Although excess ammoniacal-nitrogen (NH₄⁺-N) results in the disturbance of various important biochemical and physiological processes, a detailed study on the effects of NH₄⁺-N stress on the photosynthesis and global changes in protein levels in submerged macrophytes is still lacking. Here, the changes of excess NH₄⁺-N on physiological parameters in Hydrilla verticillata (L.f.) Royle, a submerged macrophyte were investigated, including the contents of photosynthetic pigments, soluble sugars, net photosynthesis and respiration, glutamine synthetase (GS) and glutamate synthase (GOGAT) activities, chloroplast ultrastructure, chloroplast reactive oxygen species (ROS) accumulation and protein levels. Our results showed that the net photosynthetic rate and pigment content reached maximum values when the plants were treated with 1 and 2 mg L^-1 NH₄⁺-N, respectively, and decreased at NH₄⁺-N concentrations at 5, 10, 15 and 20 mg L^-1. This decrease might be caused by ROS accumulation. Compared that in 0.02 mg L^-1 NH₄⁺-N as a control, ROS generation in chloroplasts significantly increased in the presence of more than 2 mg L^-1 NH₄⁺-N. Consistently, the damages caused by over-accumulated ROS were observed in chloroplast ultrastructure, showing a loose thylakoid membranes and swollen grana/stroma lamellae. Furthermore, through proteomic analysis, we identified 91 differentially expressed protein spots. Among them, six proteins involved in photosynthesis decreased in abundance in response to excess NH₄⁺-N. Surprisingly, the abundance of all the identified proteins that were involved in nitrogen assimilation and amino acid metabolism tended to increase under excess NH₄⁺-N compared with the control, suggestive of the imbalanced carbon and nitrogen (C-N) metabolisms. In support, activated GS and GOGAT cycle was observed, evidenced by higher activities of GS and GOGAT enzymes. To our knowledge, this work is the first description that excess NH₄⁺-N results in chloroplast ultrastructural damages and the first proteomic evidence to support that excess NH₄⁺-N can lead to a decline in photosynthesis and imbalance of C-N metabolism in submerged macrophytes.
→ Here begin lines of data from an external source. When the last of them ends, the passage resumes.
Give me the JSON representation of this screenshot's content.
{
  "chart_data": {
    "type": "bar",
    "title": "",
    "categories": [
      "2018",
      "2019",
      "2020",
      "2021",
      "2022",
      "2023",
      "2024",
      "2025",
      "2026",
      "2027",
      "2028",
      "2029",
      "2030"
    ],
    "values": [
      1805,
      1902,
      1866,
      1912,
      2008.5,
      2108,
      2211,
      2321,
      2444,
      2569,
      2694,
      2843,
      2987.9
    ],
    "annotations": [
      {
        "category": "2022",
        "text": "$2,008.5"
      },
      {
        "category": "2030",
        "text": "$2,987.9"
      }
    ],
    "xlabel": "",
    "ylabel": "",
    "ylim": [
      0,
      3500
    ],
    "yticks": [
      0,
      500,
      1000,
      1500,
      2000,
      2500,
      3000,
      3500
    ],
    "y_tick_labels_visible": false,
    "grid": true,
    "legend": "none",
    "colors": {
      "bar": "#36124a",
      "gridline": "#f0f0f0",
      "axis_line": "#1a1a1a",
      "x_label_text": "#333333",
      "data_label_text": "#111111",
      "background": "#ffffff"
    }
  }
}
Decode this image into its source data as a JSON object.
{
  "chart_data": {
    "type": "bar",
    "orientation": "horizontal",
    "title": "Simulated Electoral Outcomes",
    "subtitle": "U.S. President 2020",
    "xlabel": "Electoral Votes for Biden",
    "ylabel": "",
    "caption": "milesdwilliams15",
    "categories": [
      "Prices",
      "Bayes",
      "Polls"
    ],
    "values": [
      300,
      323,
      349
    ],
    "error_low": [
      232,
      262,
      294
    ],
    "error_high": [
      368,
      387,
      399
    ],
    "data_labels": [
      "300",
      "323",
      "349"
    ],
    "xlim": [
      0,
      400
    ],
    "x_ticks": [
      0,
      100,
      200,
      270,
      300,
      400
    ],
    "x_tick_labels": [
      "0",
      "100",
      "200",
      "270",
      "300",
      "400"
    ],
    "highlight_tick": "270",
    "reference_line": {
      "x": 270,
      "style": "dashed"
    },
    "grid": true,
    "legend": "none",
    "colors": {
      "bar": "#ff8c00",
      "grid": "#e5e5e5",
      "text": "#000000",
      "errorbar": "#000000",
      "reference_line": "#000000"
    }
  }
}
尽管过量的氨氮（NH ₄ ⁺ -N）会导致各种重要的生化和生理过程受到干扰，但对NH ₄ ⁺ -N胁迫对淹没大型植物光合作用和蛋白质水平总体变化的影响的详细研究仍是仍然缺乏。在这里，过量的NH ₄ ⁺ -N对褐藻的生理参数的变化（Lf）研究了沉水植物Royle的含量，包括光合色素，可溶性糖，净光合作用和呼吸作用，谷氨酰胺合成酶（GS）和谷氨酸合成酶（GOGAT）的活性，叶绿体超微结构，叶绿体活性氧（ROS）积累和蛋白质水平。我们的结果表明，当分别用1和2 mg L ^-1 NH ₄ ⁺ -N处理植物时，净光合速率和色素含量达到最大值，而在NH ₄ ⁺ -N浓度分别为5、10、15时降低和20 mg L ^-1。这种下降可能是由于ROS积累引起的。相比于0.02 mg L ^-1 NH ₄ ⁺-N作为对照，在超过2 mg L ^-1 NH ₄ ⁺ -N的存在下，叶绿体中的ROS生成显着增加。一致地，在叶绿体超微结构中观察到由过度积累的ROS引起的损害，显示出类囊体膜松动和格兰纳/基质层膨胀。此外，通过蛋白质组学分析，我们确定了91个差异表达的蛋白质斑点。其中，参与光合作用的6种蛋白质因过量的NH ₄ ⁺ -N而大量减少。出乎意料的是，在过量的NH ₄ ⁺下，参与氮同化和氨基酸代谢的所有已鉴定蛋白的丰度趋于增加。-N与对照组相比，提示碳和氮（CN）代谢不平衡。在支持下，观察到活化的GS和GOGAT循环，这由GS和GOGAT酶的较高活性证明。据我们所知，这项工作是对过量的NH ₄ ⁺ -N导致叶绿体超微结构破坏的第一个描述，也是第一个支持蛋白质组学的证据，证明过量的NH ₄ ⁺ -N可能导致淹没后的光合作用下降和CN代谢失衡大型植物。